Gli anni che ho insegnato a scuola, soprattutto gli ultimi, ho riscontrato, con mio stupore, un disinteresse inaspettato verso Nietzsche e invece la scelta di essere scelti di Kierkegaard l’aspetto preferito. Insomma, l’attività angosciosa della Volontà di Potenza, l’ottimismo tragico rimpiazzato dal rimettersi a qualcos’altro, accettando di non razionalizzare il paradosso. Adoro Kierkegaard, sia chiaro, forse si tratta di uno tra i filosofi che più ho amato, ma mi stupisce che adolescenti non si riconoscano più (tra parentesi come abbiamo fatto tutti in passato) in Zarathustra. Io ci vedo la remissività, l’abbandono e l’accettare la matematica dell’algoritmo. Scelgo di essere scelto dalla macchina, per quanto paradossale, e decidere che decida del mio essere o non essere virale e dei suoi consigli da capitan ovvio (per lo più) o addirittura consigli non etici, come tutte le volte che un chatbot è finito per consigliare al suo interlocutore di farsi del male, di fare del male.

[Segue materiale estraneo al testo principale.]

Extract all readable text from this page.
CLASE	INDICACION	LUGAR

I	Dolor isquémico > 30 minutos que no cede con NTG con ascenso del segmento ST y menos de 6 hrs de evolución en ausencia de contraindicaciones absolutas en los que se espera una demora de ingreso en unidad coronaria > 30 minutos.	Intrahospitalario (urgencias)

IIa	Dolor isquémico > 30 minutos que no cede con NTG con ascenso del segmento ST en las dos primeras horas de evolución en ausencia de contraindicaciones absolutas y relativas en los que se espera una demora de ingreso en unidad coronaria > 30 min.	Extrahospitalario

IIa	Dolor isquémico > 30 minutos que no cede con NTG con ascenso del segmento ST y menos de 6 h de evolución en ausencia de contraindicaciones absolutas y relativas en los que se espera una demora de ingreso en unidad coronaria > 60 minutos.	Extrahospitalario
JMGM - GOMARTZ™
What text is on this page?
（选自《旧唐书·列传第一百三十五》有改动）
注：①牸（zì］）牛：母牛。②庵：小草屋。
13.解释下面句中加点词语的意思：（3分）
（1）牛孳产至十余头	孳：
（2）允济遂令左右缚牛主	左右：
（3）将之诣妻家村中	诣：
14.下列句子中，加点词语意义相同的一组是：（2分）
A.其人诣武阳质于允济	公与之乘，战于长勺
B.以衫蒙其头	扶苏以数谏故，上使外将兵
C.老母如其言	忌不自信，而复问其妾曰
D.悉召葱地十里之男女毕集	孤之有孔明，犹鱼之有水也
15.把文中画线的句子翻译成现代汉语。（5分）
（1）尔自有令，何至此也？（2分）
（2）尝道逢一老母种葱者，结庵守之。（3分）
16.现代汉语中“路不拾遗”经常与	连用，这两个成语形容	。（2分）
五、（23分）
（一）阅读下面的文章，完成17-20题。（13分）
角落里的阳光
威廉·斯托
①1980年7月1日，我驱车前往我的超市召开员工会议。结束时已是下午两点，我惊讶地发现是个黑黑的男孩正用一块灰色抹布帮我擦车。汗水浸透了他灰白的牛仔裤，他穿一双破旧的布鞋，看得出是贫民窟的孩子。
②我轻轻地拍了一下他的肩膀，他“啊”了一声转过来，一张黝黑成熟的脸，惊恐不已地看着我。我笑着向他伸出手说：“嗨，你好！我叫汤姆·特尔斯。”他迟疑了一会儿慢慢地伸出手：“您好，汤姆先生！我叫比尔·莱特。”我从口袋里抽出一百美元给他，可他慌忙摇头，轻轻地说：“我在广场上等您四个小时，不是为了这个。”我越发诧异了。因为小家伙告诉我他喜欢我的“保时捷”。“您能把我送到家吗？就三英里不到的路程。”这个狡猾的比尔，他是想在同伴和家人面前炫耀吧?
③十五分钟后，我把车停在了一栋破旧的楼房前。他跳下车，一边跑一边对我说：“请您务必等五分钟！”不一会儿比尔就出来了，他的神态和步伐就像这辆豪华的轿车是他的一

Responsabilità e regolamentazione del design

Ma anche Abramo stava per sacrificare Isacco. Il completo rimettersi alla scelta senza affrontarne la morale perché una IA, come del resto un essere onnipotente, hanno ragioni che la ragione non conosce, è una questione da regolamentare, visto che non si tratta di filosofia, ma di strumenti utilizzati e che hanno già dimostrato un impatto.

Fantasia e resilienza oltre la logica algoritmica

E infatti non è l’amico immaginario e non è un Dio che parla a qualche profeta, è un chatbot concreto, materiale e le sue risposte sono sempre risposte prive di cura, c’è solo computazione e probabilità – anche il clinamen, l’originalità sono numeri definiti nel programma.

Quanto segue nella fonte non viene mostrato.